1) Star Wars: The Force Awakens

Oh my midi-chlorians. The movie underwhelmed me, overstuffing the narrative with setups and send-offs. The third trailer for the film overwhelmed me. The soundtrack begins with single piano strokes. You think you are in store for a low key, image-driven trailer. Finn and Rey speak their prime motivations, their justifications for being the center of the saga. They think little of themselves, are wracked with doubt and confusion.

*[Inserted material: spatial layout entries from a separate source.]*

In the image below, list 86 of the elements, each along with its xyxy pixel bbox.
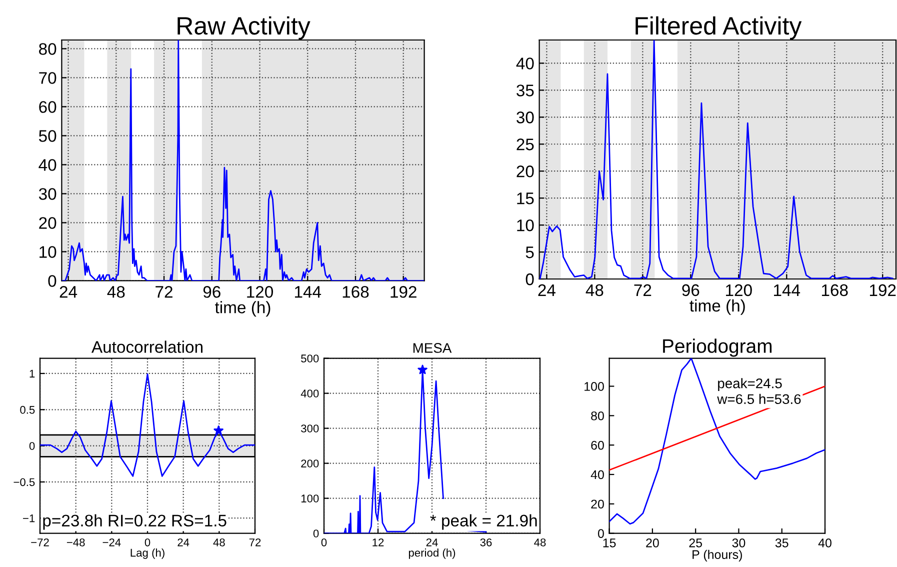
- x-tick-label: −48: [66, 538, 85, 546]
- x-tick-label: 0: [144, 538, 150, 546]
- x-tick-label: 24: [60, 286, 78, 298]
- line-series: [539, 40, 894, 279]
- line-series: [40, 374, 255, 477]
- x-axis-title: time (h): [215, 301, 270, 317]
- chart-title: Autocorrelation: [91, 340, 202, 353]
- x-tick-label: 96: [682, 284, 700, 296]
- y-tick-label: 5: [526, 246, 534, 258]
- y-tick-label: 30: [38, 188, 56, 200]
- y-tick-label: 100: [584, 382, 604, 391]
- x-tick-label: 72: [634, 284, 652, 296]
- x-tick-label: 35: [775, 538, 788, 548]
- annotation: * peak = 21.9h: [430, 514, 537, 530]
- x-tick-label: 72: [249, 538, 261, 546]
- chart-title: Periodogram: [663, 338, 772, 357]
- y-tick-label: 1: [30, 370, 35, 378]
- x-axis-title: time (h): [690, 299, 745, 315]
- y-tick-label: 40: [590, 470, 604, 480]
- x-tick-label: 96: [203, 286, 220, 298]
- x-tick-label: 72: [156, 286, 172, 298]
- y-tick-label: 15: [517, 192, 534, 204]
- x-tick-label: 168: [342, 286, 369, 298]
- x-tick-label: 0: [321, 538, 327, 546]
- annotation: w=6.5 h=53.6: [717, 394, 801, 404]
- x-tick-label: 48: [534, 538, 546, 546]
- y-tick-label: −1: [23, 514, 35, 522]
- x-axis-title: period (h): [408, 548, 456, 559]
- x-tick-label: 30: [732, 538, 746, 548]
- y-tick-label: 50: [38, 130, 56, 142]
- y-tick-label: 0: [48, 275, 56, 287]
- y-tick-label: 80: [39, 43, 56, 55]
- x-tick-label: 48: [107, 286, 125, 298]
- x-tick-label: 36: [480, 538, 492, 546]
- y-tick-label: 0.5: [20, 406, 35, 414]
- y-tick-label: 40: [516, 58, 534, 70]
- x-tick-label: 15: [603, 538, 616, 548]
- y-tick-label: 300: [301, 424, 319, 432]
- x-tick-label: 24: [178, 538, 190, 546]
- y-tick-label: 25: [516, 138, 534, 150]
- x-tick-label: 24: [538, 284, 556, 296]
- y-tick-label: 400: [300, 390, 319, 398]
- x-tick-label: 120: [247, 286, 274, 298]
- x-tick-label: 12: [372, 538, 384, 546]
- y-tick-label: 10: [40, 246, 56, 258]
- x-tick-label: 192: [870, 284, 896, 296]
- y-tick-label: 200: [301, 460, 319, 468]
- annotation: peak=24.5: [718, 378, 782, 392]
- y-tick-label: 100: [301, 494, 319, 502]
- x-tick-label: −24: [102, 538, 121, 546]
- x-tick-label: 40: [818, 538, 832, 548]
- y-tick-label: 20: [591, 500, 604, 509]
- x-tick-label: 144: [294, 286, 322, 298]
- y-tick-label: 0: [313, 530, 319, 538]
- x-tick-label: 144: [774, 284, 800, 296]
- x-tick-label: 24: [426, 538, 438, 546]
- chart-title: Raw Activity: [178, 16, 310, 40]
- x-tick-label: 25: [689, 538, 702, 548]
- x-tick-label: 20: [646, 538, 659, 548]
- chart-title: Filtered Activity: [636, 16, 802, 40]
- y-tick-label: 60: [591, 440, 604, 450]
- x-tick-label: 48: [586, 284, 604, 296]
- y-tick-label: 70: [39, 72, 56, 84]
- x-tick-label: 192: [390, 286, 416, 298]
- line-series: [62, 40, 424, 281]
- x-tick-label: 48: [213, 538, 225, 546]
- x-tick-label: −72: [31, 538, 49, 546]
- y-tick-label: 500: [301, 354, 319, 362]
- y-tick-label: 0: [598, 529, 604, 538]
- y-tick-label: 80: [591, 411, 604, 420]
- x-tick-label: 120: [726, 284, 752, 296]
- y-tick-label: 20: [516, 166, 534, 178]
- y-tick-label: −0.5: [14, 478, 35, 486]
- y-tick-label: 10: [517, 219, 534, 232]
- y-tick-label: 60: [39, 101, 56, 113]
- y-tick-label: 35: [516, 84, 534, 96]
- x-axis-title: P (hours): [692, 550, 742, 562]
- y-tick-label: 0: [29, 442, 35, 450]
- x-tick-label: 168: [822, 284, 848, 296]
- x-axis-title: Lag (h): [130, 548, 164, 559]
- y-tick-label: 30: [516, 112, 534, 124]
- annotation: p=23.8h RI=0.22 RS=1.5: [43, 514, 226, 530]
- y-tick-label: 0: [526, 273, 534, 286]
- y-tick-label: 40: [38, 159, 56, 171]
- chart-title: MESA: [413, 343, 452, 353]
- y-tick-label: 20: [39, 217, 56, 229]
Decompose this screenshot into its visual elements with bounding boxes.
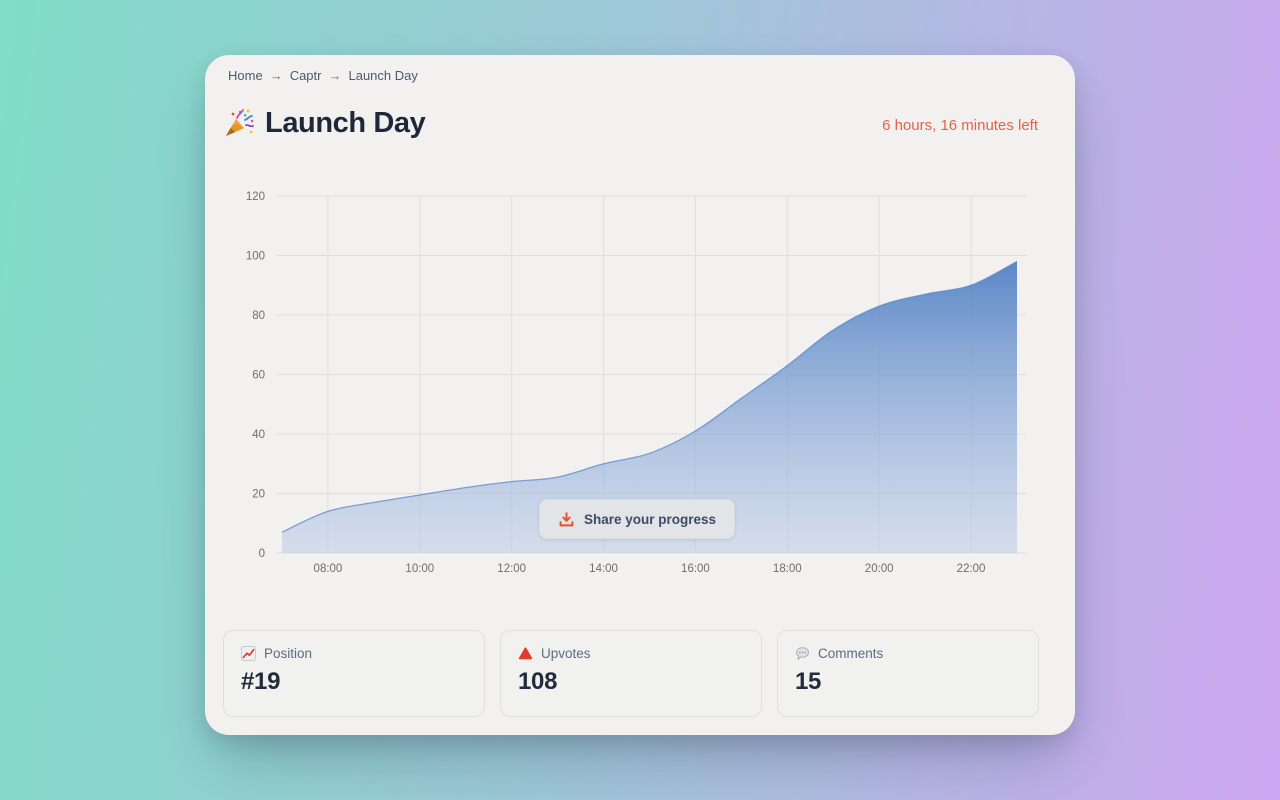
- download-icon: [559, 511, 574, 526]
- upvotes-area-chart: 0 20 40 60 80 100 120 08:00 10:00 12:00 14:00 16:00…: [246, 191, 1027, 575]
- svg-text:22:00: 22:00: [957, 563, 986, 575]
- breadcrumb-arrow-icon: →: [328, 68, 342, 83]
- breadcrumb-item-current[interactable]: Launch Day: [348, 68, 418, 83]
- svg-text:16:00: 16:00: [681, 563, 710, 575]
- stat-card-position: Position #19: [223, 630, 485, 717]
- svg-text:12:00: 12:00: [497, 563, 526, 575]
- svg-text:120: 120: [246, 191, 265, 203]
- stat-card-upvotes: Upvotes 108: [500, 630, 762, 717]
- svg-text:08:00: 08:00: [314, 563, 343, 575]
- svg-text:0: 0: [259, 548, 265, 560]
- svg-text:20:00: 20:00: [865, 563, 894, 575]
- share-progress-button[interactable]: Share your progress: [539, 499, 736, 539]
- stats-row: Position #19 Upvotes 108: [223, 630, 1039, 717]
- launch-day-card: Home → Captr → Launch Day Launch Day: [205, 55, 1075, 735]
- countdown-text: 6 hours, 16 minutes left: [882, 117, 1038, 134]
- stat-label: Comments: [818, 646, 884, 661]
- breadcrumb: Home → Captr → Launch Day: [228, 68, 418, 83]
- stat-label: Upvotes: [541, 646, 591, 661]
- party-popper-icon: [226, 109, 254, 136]
- svg-text:10:00: 10:00: [405, 563, 434, 575]
- page-title: Launch Day: [265, 107, 426, 139]
- breadcrumb-arrow-icon: →: [269, 68, 283, 83]
- svg-text:40: 40: [252, 429, 265, 441]
- stat-value-upvotes: 108: [518, 668, 558, 695]
- up-triangle-icon: [518, 647, 533, 660]
- svg-text:14:00: 14:00: [589, 563, 618, 575]
- breadcrumb-item-home[interactable]: Home: [228, 68, 263, 83]
- chart-increasing-icon: [241, 646, 256, 661]
- breadcrumb-item-captr[interactable]: Captr: [289, 68, 322, 83]
- svg-text:18:00: 18:00: [773, 563, 802, 575]
- svg-text:80: 80: [252, 310, 265, 322]
- share-progress-label: Share your progress: [584, 511, 717, 527]
- stat-value-comments: 15: [795, 668, 822, 695]
- stat-value-position: #19: [241, 668, 281, 695]
- svg-text:20: 20: [252, 489, 265, 501]
- stat-label: Position: [264, 646, 313, 661]
- page-header: Launch Day: [223, 105, 426, 141]
- svg-text:100: 100: [246, 251, 265, 263]
- speech-balloon-icon: [795, 647, 810, 661]
- stat-card-comments: Comments 15: [777, 630, 1039, 717]
- svg-text:60: 60: [252, 370, 265, 382]
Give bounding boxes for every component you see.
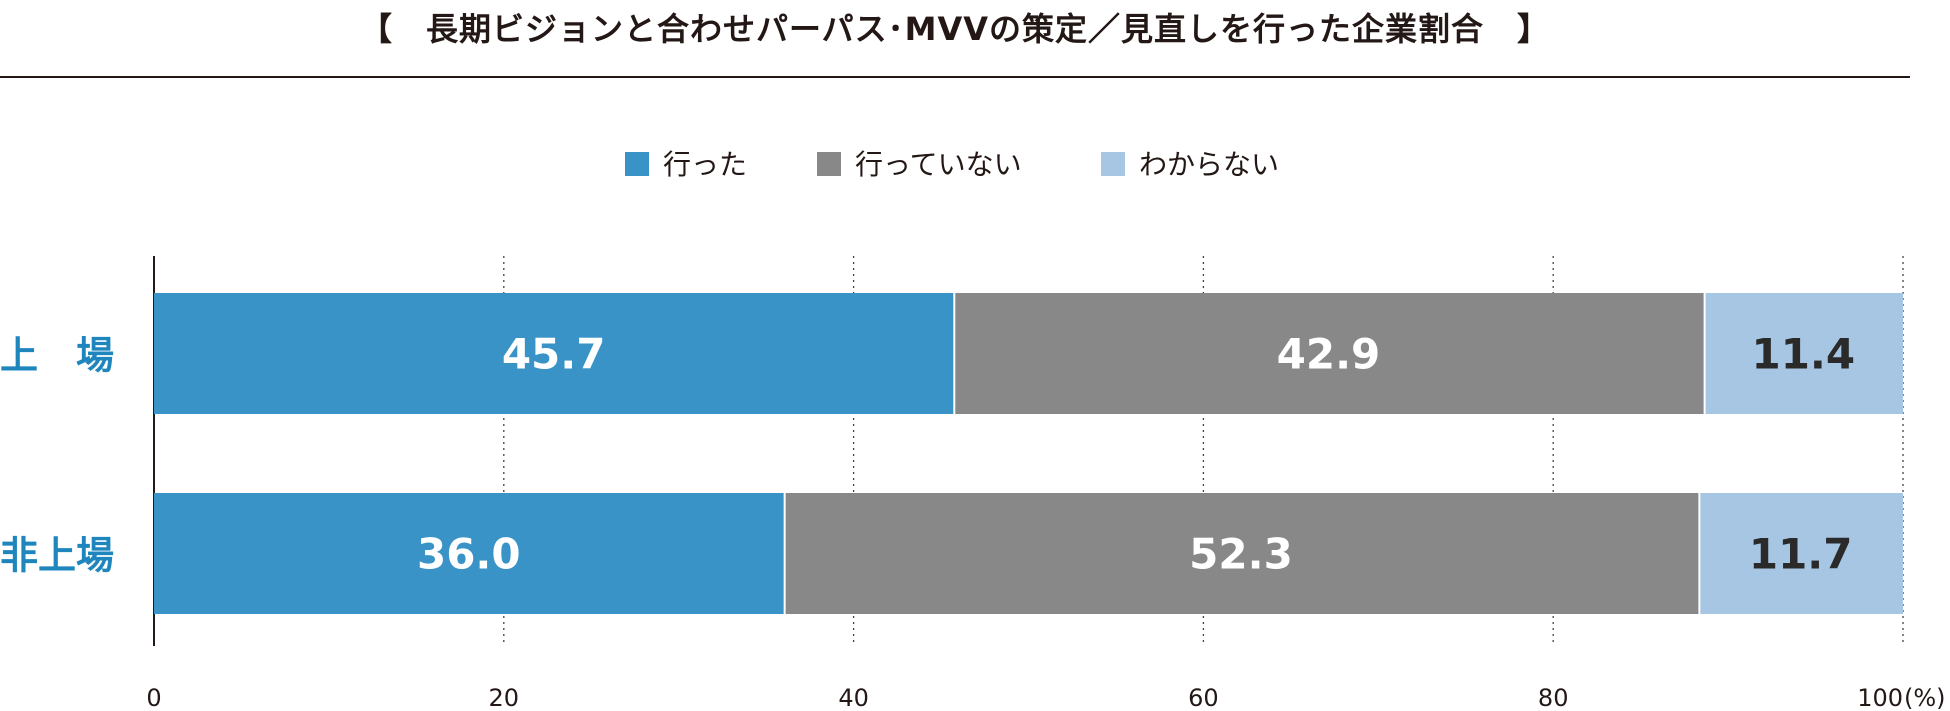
bar-2-2 xyxy=(785,493,1699,614)
x-axis-unit: (%) xyxy=(1904,684,1946,711)
legend-label-1: 行った xyxy=(663,148,747,181)
x-tick-label-40: 40 xyxy=(838,684,869,711)
bar-1-1 xyxy=(154,293,954,414)
x-tick-label-60: 60 xyxy=(1188,684,1219,711)
data-label-2-2: 52.3 xyxy=(1189,530,1293,579)
x-tick-label-80: 80 xyxy=(1538,684,1569,711)
legend-swatch-3 xyxy=(1101,152,1125,176)
bar-2-3 xyxy=(1700,493,1903,614)
title-divider xyxy=(0,76,1910,78)
x-tick-label-100: 100 xyxy=(1857,684,1903,711)
category-label-2: 非上場 xyxy=(0,534,114,578)
chart-title: 【 長期ビジョンと合わせパーパス･MVVの策定／見直しを行った企業割合 】 xyxy=(359,10,1551,48)
data-label-1-2: 42.9 xyxy=(1277,330,1381,379)
x-tick-label-0: 0 xyxy=(146,684,161,711)
legend-label-3: わからない xyxy=(1139,148,1279,181)
bar-1-3 xyxy=(1705,293,1903,414)
bar-2-1 xyxy=(154,493,784,614)
legend-swatch-2 xyxy=(817,152,841,176)
legend-swatch-1 xyxy=(625,152,649,176)
data-label-1-3: 11.4 xyxy=(1751,330,1855,379)
category-label-1: 上 場 xyxy=(0,334,114,378)
legend-label-2: 行っていない xyxy=(855,148,1022,181)
x-tick-label-20: 20 xyxy=(489,684,520,711)
bar-1-2 xyxy=(955,293,1704,414)
data-label-2-3: 11.7 xyxy=(1749,530,1853,579)
data-label-1-1: 45.7 xyxy=(502,330,606,379)
data-label-2-1: 36.0 xyxy=(417,530,521,579)
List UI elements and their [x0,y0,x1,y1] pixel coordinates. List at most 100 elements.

When the Lucasfilm logo hits the screen, the score introduces a subtle, chilling bass before showing dozens of block-ranked stormtroopers. Horns accompany Kylo Ren’s modulated voice and Darth Vader’s crushed mask. Unlike the film’s heroes, Kylo knows exactly who he is and what he’s doing.

Kylo uses the Force to torture Oscar Isaac, whose screams ignite the symphony and Millennium Falcon through a firewall leveling a forest and a dogfight with a TIE fighter. The score is hopeful, but not triumphant. Also, a TIE fighter scream is only slightly less menacing a sound than Darth Vader’s breathing. Han explains to Rey and Finn of the tales of the Star Wars saga. “It’s true, all of it.”

Oh yea, what fun we’re going to have! Nope. Cue Imperial horns and terrible, terrible drums. You can practically see the drummers wailing the hell out of those drums. Kylo and his cronies and his lightsaber are waiting for everyone in a lightning storm. “The Dark Side. The Jedi. They’re real.”

Laser blasts, Luke’s metal hand, tears, explosions–they’re coming. Both Imperial and hopeful themes combine as we watch the images of battle. More TIE screams, more lightsabers, more lasers. And the Force, it’s calling to…someone.

John Williams, cinema’s master symphonic artist.